One promising factor is the attitude of these young people. According to a 2011 survey by Civic Enterprises, 85 percent of Opportunity Youth recognize the importance of education and a good job to living the life they want, and more than three quarters say that achieving these goals is their personal responsibility. “What makes me hopeful is the kids themselves; they really want to get an education, get a job, and contribute to society,” says Amy Barad, who directs the Reconnecting Opportunity Youth Initiative at Tulane University. The Civic Enterprises survey finds that most believe they will eventually achieve their goals.
And there are programs across the country that work. Through Project U-Turn, the city of Philadelphia has raised its high school graduation rate from 52 percent in 2006 to 64 percent last year. In Cincinnati, a nonprofit called Strive has obtained striking results in preparing children for kindergarten, improving high school graduation rates, and raising fourth graders’ reading and math scores. Results in Boston and Chicago have been less dramatic but still encouraging.

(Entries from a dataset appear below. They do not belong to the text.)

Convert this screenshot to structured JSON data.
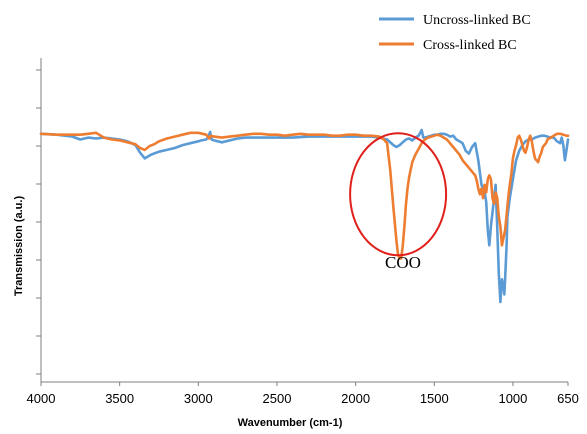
{
  "chart_data": {
    "type": "line",
    "xlabel": "Wavenumber (cm-1)",
    "ylabel": "Transmission (a.u.)",
    "xlim": [
      4000,
      650
    ],
    "ylim": [
      0,
      100
    ],
    "x_reversed": true,
    "x_ticks": [
      4000,
      3500,
      3000,
      2500,
      2000,
      1500,
      1000,
      650
    ],
    "y_ticks_labeled": false,
    "grid": false,
    "legend_position": "top-right",
    "series": [
      {
        "name": "Uncross-linked BC",
        "color": "#5b9bd5",
        "points": [
          [
            4000,
            89
          ],
          [
            3900,
            88.5
          ],
          [
            3800,
            87.5
          ],
          [
            3750,
            86
          ],
          [
            3700,
            87
          ],
          [
            3650,
            86.5
          ],
          [
            3600,
            87
          ],
          [
            3550,
            86.5
          ],
          [
            3500,
            86
          ],
          [
            3450,
            85
          ],
          [
            3400,
            83
          ],
          [
            3370,
            79
          ],
          [
            3340,
            76
          ],
          [
            3300,
            78
          ],
          [
            3250,
            79.5
          ],
          [
            3200,
            80.5
          ],
          [
            3150,
            81.5
          ],
          [
            3100,
            83
          ],
          [
            3050,
            84
          ],
          [
            3000,
            85
          ],
          [
            2980,
            85.5
          ],
          [
            2950,
            86
          ],
          [
            2935,
            87.5
          ],
          [
            2925,
            90
          ],
          [
            2915,
            86
          ],
          [
            2900,
            85.5
          ],
          [
            2850,
            84.5
          ],
          [
            2800,
            85.5
          ],
          [
            2750,
            86.5
          ],
          [
            2700,
            87
          ],
          [
            2600,
            87
          ],
          [
            2500,
            87
          ],
          [
            2400,
            87
          ],
          [
            2300,
            87.5
          ],
          [
            2200,
            87.5
          ],
          [
            2100,
            87.5
          ],
          [
            2000,
            87.5
          ],
          [
            1900,
            87.5
          ],
          [
            1850,
            87
          ],
          [
            1800,
            86
          ],
          [
            1760,
            83
          ],
          [
            1740,
            82
          ],
          [
            1720,
            83
          ],
          [
            1700,
            84.5
          ],
          [
            1680,
            86
          ],
          [
            1660,
            86.5
          ],
          [
            1640,
            85.5
          ],
          [
            1620,
            87
          ],
          [
            1600,
            88
          ],
          [
            1580,
            91
          ],
          [
            1570,
            87
          ],
          [
            1560,
            87
          ],
          [
            1540,
            87.5
          ],
          [
            1520,
            88
          ],
          [
            1500,
            88.5
          ],
          [
            1480,
            88.5
          ],
          [
            1460,
            89
          ],
          [
            1440,
            89
          ],
          [
            1420,
            88.5
          ],
          [
            1400,
            87.5
          ],
          [
            1380,
            88
          ],
          [
            1360,
            86
          ],
          [
            1340,
            85
          ],
          [
            1320,
            84
          ],
          [
            1300,
            80
          ],
          [
            1280,
            78.5
          ],
          [
            1260,
            82
          ],
          [
            1240,
            84
          ],
          [
            1220,
            75
          ],
          [
            1200,
            62
          ],
          [
            1180,
            58
          ],
          [
            1170,
            53
          ],
          [
            1160,
            38
          ],
          [
            1150,
            30
          ],
          [
            1140,
            40
          ],
          [
            1120,
            55
          ],
          [
            1110,
            62
          ],
          [
            1100,
            40
          ],
          [
            1090,
            15
          ],
          [
            1080,
            0
          ],
          [
            1070,
            12
          ],
          [
            1060,
            8
          ],
          [
            1055,
            4
          ],
          [
            1050,
            12
          ],
          [
            1040,
            30
          ],
          [
            1035,
            45
          ],
          [
            1020,
            55
          ],
          [
            1000,
            65
          ],
          [
            980,
            75
          ],
          [
            960,
            80
          ],
          [
            940,
            83
          ],
          [
            920,
            85
          ],
          [
            900,
            86
          ],
          [
            880,
            86
          ],
          [
            860,
            87
          ],
          [
            840,
            87.5
          ],
          [
            820,
            88
          ],
          [
            800,
            88
          ],
          [
            780,
            87.5
          ],
          [
            760,
            87
          ],
          [
            740,
            87
          ],
          [
            720,
            85
          ],
          [
            700,
            84
          ],
          [
            690,
            87
          ],
          [
            680,
            83
          ],
          [
            670,
            75
          ],
          [
            660,
            80
          ],
          [
            650,
            86
          ]
        ]
      },
      {
        "name": "Cross-linked BC",
        "color": "#ed7d31",
        "points": [
          [
            4000,
            89
          ],
          [
            3900,
            88.5
          ],
          [
            3800,
            88.5
          ],
          [
            3750,
            88.5
          ],
          [
            3700,
            89
          ],
          [
            3650,
            89.5
          ],
          [
            3620,
            88
          ],
          [
            3600,
            87
          ],
          [
            3550,
            86
          ],
          [
            3500,
            85.5
          ],
          [
            3450,
            84.5
          ],
          [
            3400,
            83.5
          ],
          [
            3370,
            81.5
          ],
          [
            3340,
            80.5
          ],
          [
            3310,
            82.5
          ],
          [
            3280,
            83.5
          ],
          [
            3250,
            85
          ],
          [
            3200,
            86.5
          ],
          [
            3150,
            87.5
          ],
          [
            3100,
            88.5
          ],
          [
            3050,
            89.5
          ],
          [
            3000,
            89.5
          ],
          [
            2950,
            88.5
          ],
          [
            2930,
            86.5
          ],
          [
            2920,
            88
          ],
          [
            2900,
            87.5
          ],
          [
            2850,
            87
          ],
          [
            2800,
            87.5
          ],
          [
            2750,
            88
          ],
          [
            2700,
            88.5
          ],
          [
            2650,
            89
          ],
          [
            2600,
            89
          ],
          [
            2550,
            88.5
          ],
          [
            2500,
            88.5
          ],
          [
            2450,
            88
          ],
          [
            2400,
            88.5
          ],
          [
            2350,
            89
          ],
          [
            2300,
            88.5
          ],
          [
            2250,
            88.5
          ],
          [
            2200,
            88.5
          ],
          [
            2150,
            88
          ],
          [
            2100,
            88
          ],
          [
            2050,
            88.5
          ],
          [
            2000,
            88.5
          ],
          [
            1950,
            88
          ],
          [
            1900,
            88
          ],
          [
            1850,
            87.5
          ],
          [
            1820,
            86
          ],
          [
            1800,
            84
          ],
          [
            1780,
            70
          ],
          [
            1760,
            50
          ],
          [
            1740,
            32
          ],
          [
            1730,
            25
          ],
          [
            1720,
            23
          ],
          [
            1710,
            23
          ],
          [
            1700,
            30
          ],
          [
            1690,
            40
          ],
          [
            1680,
            52
          ],
          [
            1670,
            60
          ],
          [
            1660,
            66
          ],
          [
            1650,
            70
          ],
          [
            1640,
            74
          ],
          [
            1620,
            78
          ],
          [
            1600,
            81
          ],
          [
            1580,
            84
          ],
          [
            1560,
            86
          ],
          [
            1540,
            87
          ],
          [
            1520,
            87.5
          ],
          [
            1500,
            88
          ],
          [
            1480,
            88.5
          ],
          [
            1460,
            88
          ],
          [
            1440,
            87
          ],
          [
            1420,
            86
          ],
          [
            1400,
            84
          ],
          [
            1380,
            82
          ],
          [
            1360,
            80
          ],
          [
            1340,
            78
          ],
          [
            1320,
            75
          ],
          [
            1300,
            73
          ],
          [
            1280,
            71
          ],
          [
            1260,
            69
          ],
          [
            1240,
            67
          ],
          [
            1230,
            64
          ],
          [
            1220,
            60
          ],
          [
            1210,
            57
          ],
          [
            1200,
            60
          ],
          [
            1190,
            55
          ],
          [
            1180,
            62
          ],
          [
            1170,
            58
          ],
          [
            1160,
            65
          ],
          [
            1150,
            67
          ],
          [
            1140,
            65
          ],
          [
            1130,
            55
          ],
          [
            1120,
            52
          ],
          [
            1110,
            58
          ],
          [
            1100,
            55
          ],
          [
            1090,
            45
          ],
          [
            1080,
            40
          ],
          [
            1070,
            30
          ],
          [
            1060,
            34
          ],
          [
            1050,
            38
          ],
          [
            1040,
            46
          ],
          [
            1030,
            55
          ],
          [
            1020,
            62
          ],
          [
            1010,
            68
          ],
          [
            1000,
            76
          ],
          [
            990,
            80
          ],
          [
            980,
            83
          ],
          [
            970,
            87
          ],
          [
            960,
            88
          ],
          [
            950,
            86
          ],
          [
            940,
            83
          ],
          [
            930,
            80
          ],
          [
            920,
            79
          ],
          [
            910,
            82
          ],
          [
            900,
            86
          ],
          [
            890,
            88
          ],
          [
            880,
            85
          ],
          [
            870,
            80
          ],
          [
            860,
            76
          ],
          [
            850,
            75
          ],
          [
            840,
            74
          ],
          [
            830,
            77
          ],
          [
            820,
            79
          ],
          [
            810,
            82
          ],
          [
            800,
            83
          ],
          [
            790,
            84
          ],
          [
            780,
            86
          ],
          [
            770,
            86.5
          ],
          [
            760,
            87
          ],
          [
            740,
            88
          ],
          [
            720,
            89
          ],
          [
            700,
            89
          ],
          [
            680,
            88.5
          ],
          [
            660,
            88
          ],
          [
            650,
            88
          ]
        ]
      }
    ],
    "annotations": [
      {
        "text": "COO",
        "x": 1720,
        "y": 18
      }
    ],
    "highlight_ellipse": {
      "center": [
        1730,
        57
      ],
      "radius_x": 260,
      "radius_y": 33,
      "color": "#e0201b"
    }
  }
}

An expansion of these programs could bring vast improvements. If the employment-to-population ratio were the same today as it was in 2000, there would be nearly 3.6 million more teens with summer jobs and 2.4 million more young adults with full-time work. Yet the federal government has essentially turned its back on the young. In 1993, Bill Clinton signed a bill creating AmeriCorps, a domestic program modeled on the Peace Corps, which enrolls eighteen- to twenty-four-year-olds in intensive community-service work in exchange for stipends, health-care coverage, and job training. Since 2005, efforts to expand the program have gone nowhere. Another notable federal program, YouthBuild, provides young people jobs constructing affordable housing while they complete a GED or earn a high school diploma, but its $80 million of federal funding is now being cut back under congressional sequestration.
Any wide-ranging solutions will require the broad collaboration of government at all levels with nonprofit organizations, universities, and businesses. The programs that exist require more support. Initiatives like AmeriCorps could be expanded, and perhaps linked to college-debt forgiveness. The best bet for funding in these times of public and private budgetary cutbacks may be tax credits for companies who hire teens and first-year college graduates.

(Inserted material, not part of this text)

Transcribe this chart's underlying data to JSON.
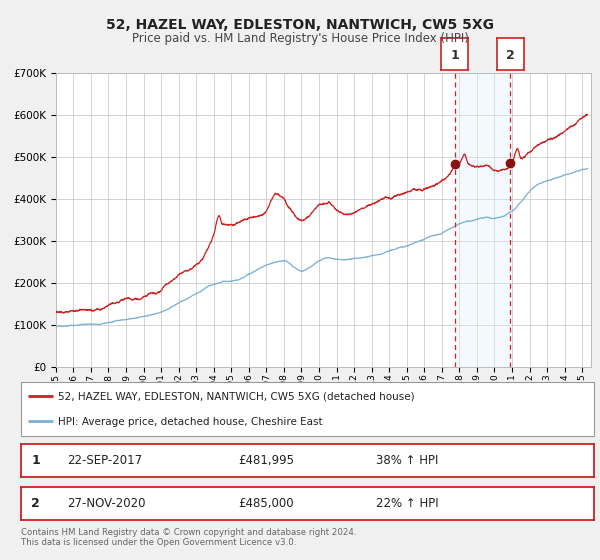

But no one in Washington says a word about the youth-employment crisis, Sum told me. Our failure to address the problem, he explained, will lead to long-term difficulties for the economy. Without good work prospects, young people will pay less in taxes over the years and depend more on Medicaid, food stamps, and other social assistance; the prison population will continue to grow. Academic researchers have put hard numbers on what each Opportunity Youth is costing America. A report published in 2012 put the lifetime figure at more than a million dollars in lost tax revenues and increased social costs. With an estimated 6.7 million Opportunity Youth in America right now, the total lost wealth will be well into the trillions of dollars. And this, of course, does not account for less quantifiable impacts. The disconnection of youth from jobs and school has led to declines in the marriage rate, household formation, and home ownership — to unhappy and unstructured lives. This is an American tragedy, and its dimensions are growing.